Tapi saya lagi nggak mau ngomongin banjir, jadi kita kembali ke acara di Puncak.

Anggota yang ikut sebagian sudah berkeluarga, sebagian lagi belum. Sebelum ikut, kami sudah diwanti-wanti agar tidak membawa anggota keluarga, apalagi yang bukan anggota keluarga (pacar;red.)

Lanjuttt... sekitar jam setengah 5 subuh, kami beranjak menuju masjid AtTaawun di puncak. Buat apa? Yah buat solatlah...

Secara saya selesai urusan lebih dulu, plus sempet cucimuka-gosokgigi-gantibaju, gak mandi karena gak boleh mandi, maka lanjutlah saya foto-foto narsis duluan.

Inget ortu inget keluarga, saya memutuskan membeli oleh-oleh ubi cilembu. Setelah tawar menawar alot, karena kami masih ngantuk, jadilah kami dapat ubi cilembu seharga 15 ribu untuk 2 kg. Sebenernya, mungkin saya bisa dapat harga yang tidak jauh beda di tempat lain, tapi namanya orang diberi buah tangan oleh orang yang habis berpergian jauh, yaa senang dong.



















Kami melanjutkan perjalanan turun puncak sampe Gunung Mas. Hm, seperti arena outbond/wisata alam gitu deh. Bayar tiket masuk per orangnya 6000 perak pula *sigh*

Kami memilih tempat parkir di depan pabrik teh (kayaknya) Walini. Hmm...... bau harum proses pembuatan teh semerbak disepanjang jalan pabrik itu. Ada semacam cerobong asap yang mengeluarkan bau teh disamping pabriknya.
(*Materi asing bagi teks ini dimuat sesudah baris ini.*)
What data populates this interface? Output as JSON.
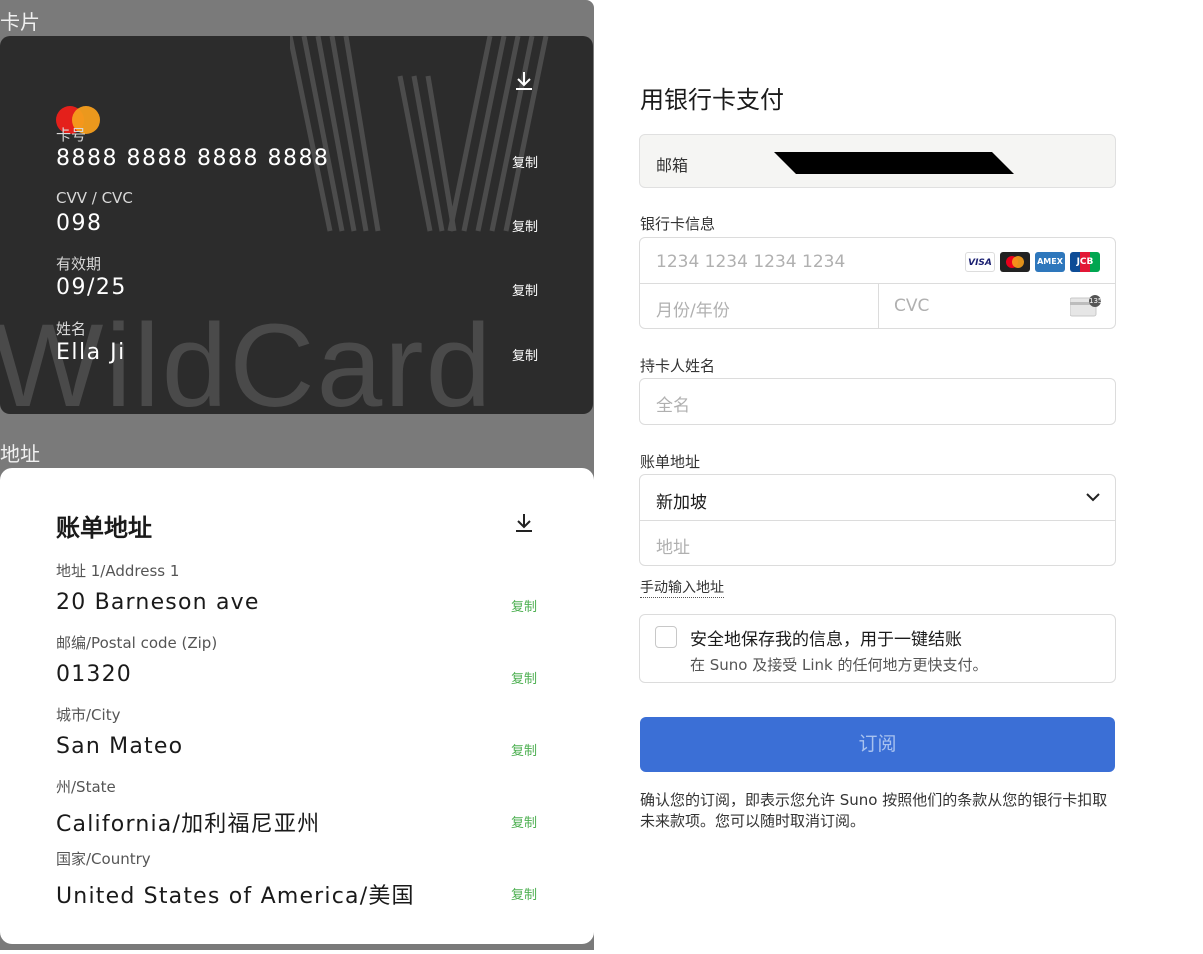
{
  "left": {
    "card_section_title": "卡片",
    "address_section_title": "地址",
    "card": {
      "watermark": "WildCard",
      "number_label": "卡号",
      "number_value": "8888 8888 8888 8888",
      "cvv_label": "CVV / CVC",
      "cvv_value": "098",
      "expiry_label": "有效期",
      "expiry_value": "09/25",
      "name_label": "姓名",
      "name_value": "Ella Ji",
      "copy_label": "复制"
    },
    "address": {
      "title": "账单地址",
      "copy_label": "复制",
      "fields": [
        {
          "label": "地址 1/Address 1",
          "value": "20 Barneson ave"
        },
        {
          "label": "邮编/Postal code (Zip)",
          "value": "01320"
        },
        {
          "label": "城市/City",
          "value": "San Mateo"
        },
        {
          "label": "州/State",
          "value": "California/加利福尼亚州"
        },
        {
          "label": "国家/Country",
          "value": "United States of America/美国"
        }
      ]
    }
  },
  "right": {
    "title": "用银行卡支付",
    "email_label": "邮箱",
    "card_info_label": "银行卡信息",
    "card_number_placeholder": "1234 1234 1234 1234",
    "expiry_placeholder": "月份/年份",
    "cvc_placeholder": "CVC",
    "brands": [
      "VISA",
      "mastercard",
      "AMEX",
      "JCB"
    ],
    "cvc_badge": "135",
    "holder_label": "持卡人姓名",
    "holder_placeholder": "全名",
    "billing_label": "账单地址",
    "country_value": "新加坡",
    "address_placeholder": "地址",
    "manual_link": "手动输入地址",
    "save_title": "安全地保存我的信息，用于一键结账",
    "save_subtitle": "在 Suno 及接受 Link 的任何地方更快支付。",
    "subscribe_button": "订阅",
    "terms": "确认您的订阅，即表示您允许 Suno 按照他们的条款从您的银行卡扣取未来款项。您可以随时取消订阅。"
  }
}
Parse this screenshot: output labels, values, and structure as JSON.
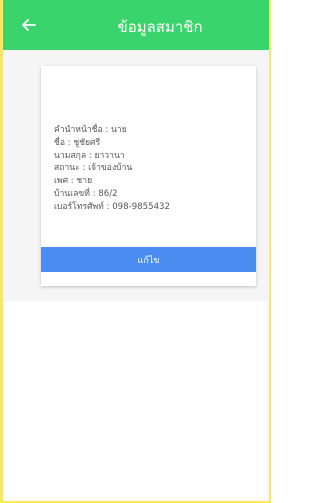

Pemandangan dan udaranya luar biasa segarnya. Terutama buat kami yang udah enek sama polusi kota besar. Foto-foto di area perkebunan pun jadilah...












Saya baru tahu, rupanya ada area teh yang masih muda, kuncup dan segar. Ada pula area teh yang (pohonnya) sudah tua, siap dipangkas agar trubus/bersemi kembali. Bagaimanapun, menyaksikan sunrise di tempat ini juga tak kalah asyiknya dengan memandangi perkebunan teh sepanjang mata memandang.



Selepas narsis pagi hari, tiba waktunya kami mengisi perut. Dengan bubur ayam seharga 6000 dan teh tawar hangat, cukuplah sudah mengisi perut yang keroncongan habis jalan-jalan. Hehe, ada juga teman-teman saya yang membeli sayur-sayur murah produksi daerah itu.




















Hmm... jadi ingat Hari Hijau. Dulu waktu kuliah, saya pernah kerja sambilan di restoran. Nah, ketika mereka sedang belanja sayur besar-besaran, sayur rasanya melimpah ruah dimana-mana, hijau dan hijau. Makanya, pas waktu hari itu saya sebut Hari Hijau.

Kembali ke acara di Gunung mas. Puas kami makan, kami pun melangkahkan kaki untuk pulang.

Sewaktu di tempat parkiran mobil, tiba-tiba saya ingin berkunjung sebentar ke pabrik teh itu. Meskipun hanya bisa bertanya-tanya sedikit tentang pabrik dan proses pembuatan teh yang dilakukan di pabrik itu, saya sudah cukup puas. Hehe, tak lupa membeli oleh-oleh teh yang gak ada di pasaran juga.

Sekian edisi jalan-jalan kali ini. Highly recommended untuk acara ke Gunung Mas bersama keluarga. Entah sekadar foto-foto, berkunjung ke pabrik teh, ataupun berinteraksi dengan penduduk setempat.